Joi Ito's Web

Joi Ito's conversation with the living web.

I learned Python (thanks to Sen) in a week. I wrote a birthday script, a script to scrape blogshares and put the shareholders in my sidebar and even wrote a vcard handler. I was on a roll. Then... Sifry sent me some Technorati stuff to mess with. XML? Cool, should be easy. I was just about to do the Parsing XML section of Dive Into Python anyway. Great! ...not

Dive Into Python
As I was saying, actually parsing an XML document is very simple: one line of code. Where you go from there is up to you.
So 2 hours later, I have 4 different installations of Python on my PowerBook and one on my FreeBSD machine and I can't get Mark's first example to work
>>> xmldoc = minidom.parse('~/diveintopython/common/py/kgp/binary.xml')
I've just about given up. The O'Reilly Python & XML is cryptic, I've googled around and tried a bunch of stuff and am totally frustrated. I guess I thought I was becoming a programmer, but I'm just a wimpy little script kiddie. >sigh<

So for those of you who are interested in how far I've gotten. I did see a post by Mark that the Python that comes with OS X doesn't have the necessary XML libraries so I downloaded PyXML. Well, when I try to install it, it says "NameError: name 'distutils' is not defined"

On my FreeBSD Box the Python error is:

Traceback (most recent call last):
File "", line 1, in ?
File "/usr/local/lib/python2.2/site-packages/_xmlplus/dom/", line 19
15, in parse
return expatbuilder.parse(file)
File "/usr/local/lib/python2.2/site-packages/_xmlplus/dom/", li
ne 924, in parse
result = builder.parseFile(fp)
File "/usr/local/lib/python2.2/site-packages/_xmlplus/dom/", li
ne 207, in parseFile
parser.Parse(buffer, 0)
xml.parsers.expat.ExpatError: undefined entity: line 119, column 366


Python kicks ass as a language, but its problem is and always has been lack of proper documentation.

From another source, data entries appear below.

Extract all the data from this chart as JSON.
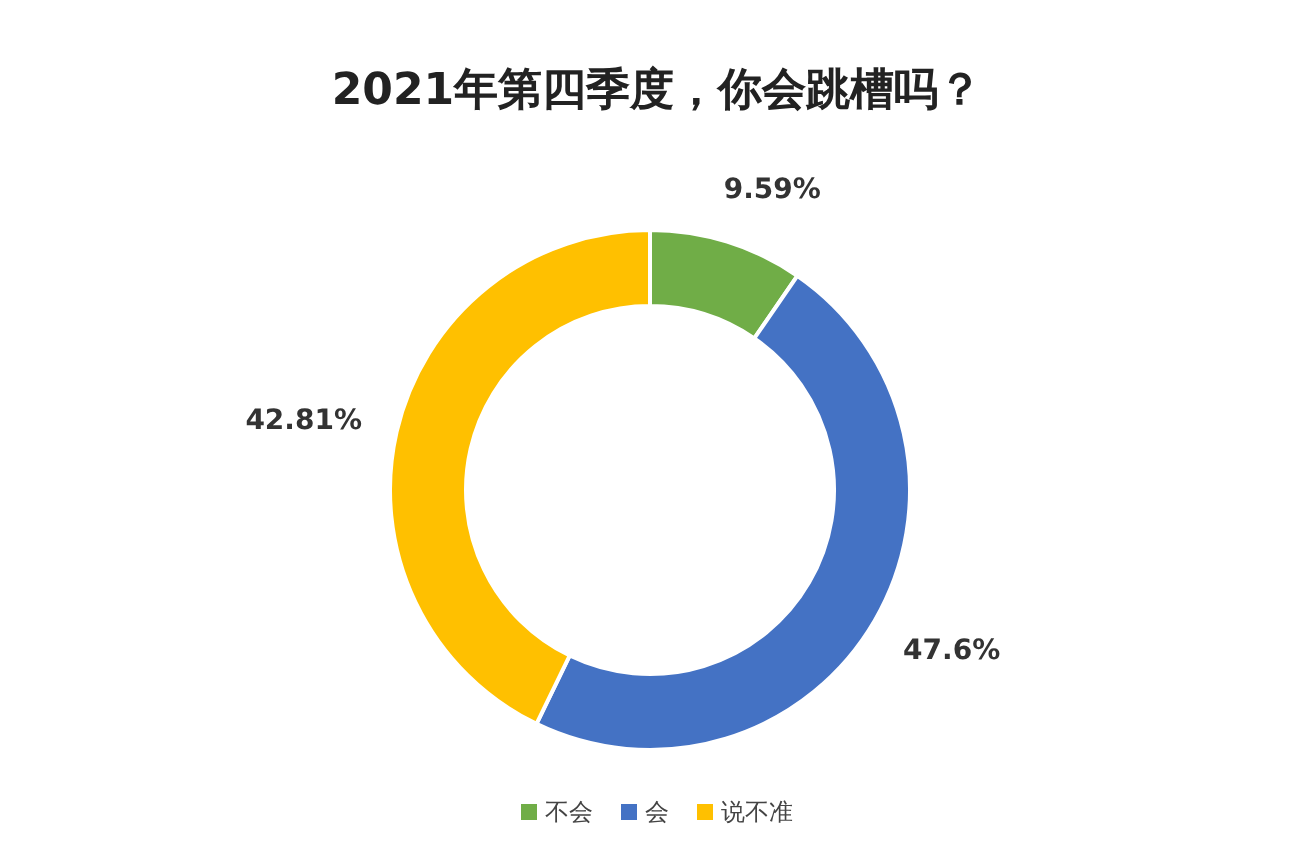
{
  "chart_data": {
    "type": "donut",
    "title": "2021年第四季度，你会跳槽吗？",
    "categories": [
      "不会",
      "会",
      "说不准"
    ],
    "values": [
      9.59,
      47.6,
      42.81
    ],
    "colors": [
      "#70ad47",
      "#4472c4",
      "#ffc000"
    ],
    "value_labels": [
      "9.59%",
      "47.6%",
      "42.81%"
    ],
    "legend": "bottom"
  }
}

Actually, it wasn't Mark's fault. I was using a "not well-formed" xml file and that was confusing me and python. I guess I just haven't gotten the hang of figuring out the error messages yet, and being overly anxious, I always use different test files than the ones provided... I added DOCTYPE to the XML and it parsed. Then I hit another speedbump with unicode, but Mark explained that well and I'm off again! Phew!

Strange, I don't think you need a DOCTYPE tag in order to create valid xml, sounds like a bug in the python parser? Or am I missing something?


I guess I should have said a DTD declaration... or maybe I'm being ignorant/stupid again.

Perhaps, there is help to be found at either of these two Python wikis:


PythonWiki (auf Deutch)

About XML parsing with Python that comes with OSX :

The default install does not work because it lacks the Expat parser (and maybe some other things ?).

What i did to solve this :

- Install the last beta of Python from source (it was Python 2.3a1 when i did it). there is a beta available now.

Python2.3 comes with more stuff for XML parsing.
Everything went well and all the examples from DiveIntoPython worked.

Note that installing pyXML0.8.2 does not work either :-(


After asking for help, I got an email from John Jackson who said :

"I had the same problem with PyXML 0.8.2 on Mac OS X. I tried the 0.7.1 version and that ran without the distutils problem..."

Wooo :-)

So :

Install the last beta of Python, or install the not last version of PyXML.


Thanks for the links Jonathan and thanks for the tip JY! I'm going to go get PyXML 0.7.1 now. ;-)

I wrote a Python-licensed module that helps your xml.sax scripts parse XML anywhere, including on the copy of Python 2.2 bundled with Jaguar (Mac OS X 10.2), which lacks expat.

If xml.sax is missing or nonfunctional, it adapts the older, slower xmllib to provide a compatible interface. A test suite verifies call-by-call equivalence no matter which module ends up being used.

Namespace- and Unicode-savvy. Tested down to Python 1.5.2 and up to Python 2.3 (as of this writing).